Как раз за этот житейский романтизм, на который давно упали тени персонажей Зощенко, романсовый обиход резко отвергался авангардным музыкальным сознанием. Если к нему обращались, то с гротесково-ироническими намерениями. Стравинский в «Мавре» (опере по «Домику в Коломне» Пушкина, 1922) изобретательно утрировал традицию Варламова-Гурилева, чтобы эстетски зафиксировать «насекомую» ничтожность героев. Сильвестров выбирает ту же модель, но не с узкой целью реабилитировать обычные чувства «простого» человека. Привычно-бытовая романсовость служит проводником в мир сублимированной тонкости и чистоты, который размещен не на горних вершинах интеллектуального прогресса, а в глубине человечности, в которую изначально вовлечен любой живущий. Композитор указывает: «Петь как бы вслушиваясь в себя. Все песни должны петься очень тихо, легким, прозрачным и светлым звуком, сдержанно по экспрессии, без психологизма, строго. Цикл желательно исполнять полностью (без перерыва) как одну песню».
Настоянная на сокровенности тишина заставляет в себя вслушиваться — не сразу, конечно (потому композитору и потребовалось почти два часа). Постепенно нарастает чуткость восприятия. Под покровом вариантных повторений «одной песни» обнаруживается множество деталей, оттенков, смысловых наклонений. Непривычным богатством прежде всего поражают знакомые поэтические тексты. Поскольку автор словно и не придумал никакой музыки, то получается, что стихи сами сочинили ее для себя. А поскольку «не придуманная» музыка еще и радикально чужда аффектации, тщательно сторонится первого плана, то она не заслоняет слово, и стихи, сами положившие себя на музыку, сами же ее исполняют, сами себя поют — своим собственным голосом. К хрестоматийным стихотворным строчкам возвращается первосказанность.
Но когда вслушаешься в напев «самой поэзии», понимаешь, что он окутан интенсивной жизнью «самой музыки». Только поверхностному вниманию кажется, что мелодии элементарны, банальны, пусты. Стоит погрузиться в их непритязательную элегичность, и каждое мгновение оборачивается чудесно-неразменным, недосягаемо «моим» богатством. При всей насыщенности, весомости, значительности открывающегося многообразия впечатление простоты не исчезает. Как удалось композитору достичь столь совершенной, полной слитности несовместимого?

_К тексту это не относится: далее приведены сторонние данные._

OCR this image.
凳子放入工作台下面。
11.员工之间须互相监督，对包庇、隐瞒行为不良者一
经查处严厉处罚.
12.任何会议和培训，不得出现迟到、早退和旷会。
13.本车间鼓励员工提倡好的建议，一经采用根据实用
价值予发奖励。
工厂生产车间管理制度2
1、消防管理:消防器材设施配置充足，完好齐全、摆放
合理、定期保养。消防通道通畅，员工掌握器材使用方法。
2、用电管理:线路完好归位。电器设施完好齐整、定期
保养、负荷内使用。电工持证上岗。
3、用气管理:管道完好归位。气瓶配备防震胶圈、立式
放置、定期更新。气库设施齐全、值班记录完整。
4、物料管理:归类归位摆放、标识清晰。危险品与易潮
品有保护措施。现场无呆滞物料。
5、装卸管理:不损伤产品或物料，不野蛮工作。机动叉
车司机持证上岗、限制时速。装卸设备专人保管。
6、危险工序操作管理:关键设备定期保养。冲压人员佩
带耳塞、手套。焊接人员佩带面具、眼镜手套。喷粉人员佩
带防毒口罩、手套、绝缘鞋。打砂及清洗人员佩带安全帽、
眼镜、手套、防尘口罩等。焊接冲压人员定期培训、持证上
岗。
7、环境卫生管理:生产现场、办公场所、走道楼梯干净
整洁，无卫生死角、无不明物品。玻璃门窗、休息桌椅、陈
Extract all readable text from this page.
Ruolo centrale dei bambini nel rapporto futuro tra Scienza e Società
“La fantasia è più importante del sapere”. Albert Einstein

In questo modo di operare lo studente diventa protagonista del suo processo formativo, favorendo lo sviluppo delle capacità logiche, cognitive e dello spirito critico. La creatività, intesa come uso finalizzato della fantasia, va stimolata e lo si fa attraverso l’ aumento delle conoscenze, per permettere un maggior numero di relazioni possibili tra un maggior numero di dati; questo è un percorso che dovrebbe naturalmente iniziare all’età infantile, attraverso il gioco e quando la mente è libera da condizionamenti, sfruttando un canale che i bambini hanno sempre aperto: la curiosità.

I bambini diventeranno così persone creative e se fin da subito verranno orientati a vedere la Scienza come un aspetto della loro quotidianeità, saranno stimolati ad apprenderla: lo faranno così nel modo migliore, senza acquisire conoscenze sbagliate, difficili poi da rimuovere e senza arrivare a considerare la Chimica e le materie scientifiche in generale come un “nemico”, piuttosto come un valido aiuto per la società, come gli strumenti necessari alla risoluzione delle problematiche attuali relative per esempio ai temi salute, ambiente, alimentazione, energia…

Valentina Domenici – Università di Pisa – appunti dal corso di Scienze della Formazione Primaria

Тут работает изысканная техника «отказа от техники». Никаких сложностей — тривиальные мелодии с тривиальным
аккомпанементом. Банально, да еще не вполне «умело», с «ошибками» против стандарта. Но «ошибки» складываются в систему правил — в лексику и грамматику языка-эха, языка «договаривания», «послеязыка».
Мелодии движутся в русле слуховых ожиданий, но лишь иногда по центральной стремнине, чаще — ближе к берегам, с их омутами и отмелями. Словно случайно заблудившись, они без усилия преодолевают течение, но в то же время и плывут по нему. И открывается подлинная широта реки, ее жизнь, не сводимая к протеканию воды от истока до устья.
Аккомпанирующие голоса с наивной честностью и с наивной же неточностью обозначают и вуалируют аккордовые шаги, и в этих вуалях различимы рисунки случайные, не функциональные — не имеющие отношения к обычной поступи гармонии. Возникает впечатление утоптанной дороги, которая постоянно рассредоточивается на неведомые тропинки и постоянно же собирается в наезженную колею.
Ритм гармонических смен не всегда совпадает с логическими акцентами мелодии, и от этого общее движение притормаживается. Каждый момент фактуры застывает в «отвлекающей» задумчивости: сознание вмещает в себя также то, на чем не сфокусировано, и вдруг замечает свои «посторонние» мысли и переживает собственную переполненность.
Фортепианный аккомпанемент погружен в марево педали (так играют начинающие пианисты, от судорожной сосредоточенности на пальцах и клавиатуре забывающие отпустить педаль), и в результате басы не идут, а плывут, как «тени безымянных и беззвучных кораблей» (слова Сильвестрова о кульминационном образе «Медитации»).
Концовки отдельных романсов размыты, как у обойденных творческим счастьем авторов, которым не дается самое в композиции главное — финал. Голоса не собираются в последний аккорд, а разбредаются в досказываниях каждый своей мелодической идеи. Но звучит это не разболтанностью, а оберегаемой значительностью «договариваемого». Заключительные
тоники не утверждаются, а осторожно нащупываются, словно композитор не отвечает, не «решает вопрос», а робко спрашивает о чем-то самого себя. Получается, что финал вроде как обозначен, но эскизно, предварительно — так, что требуется послесловие.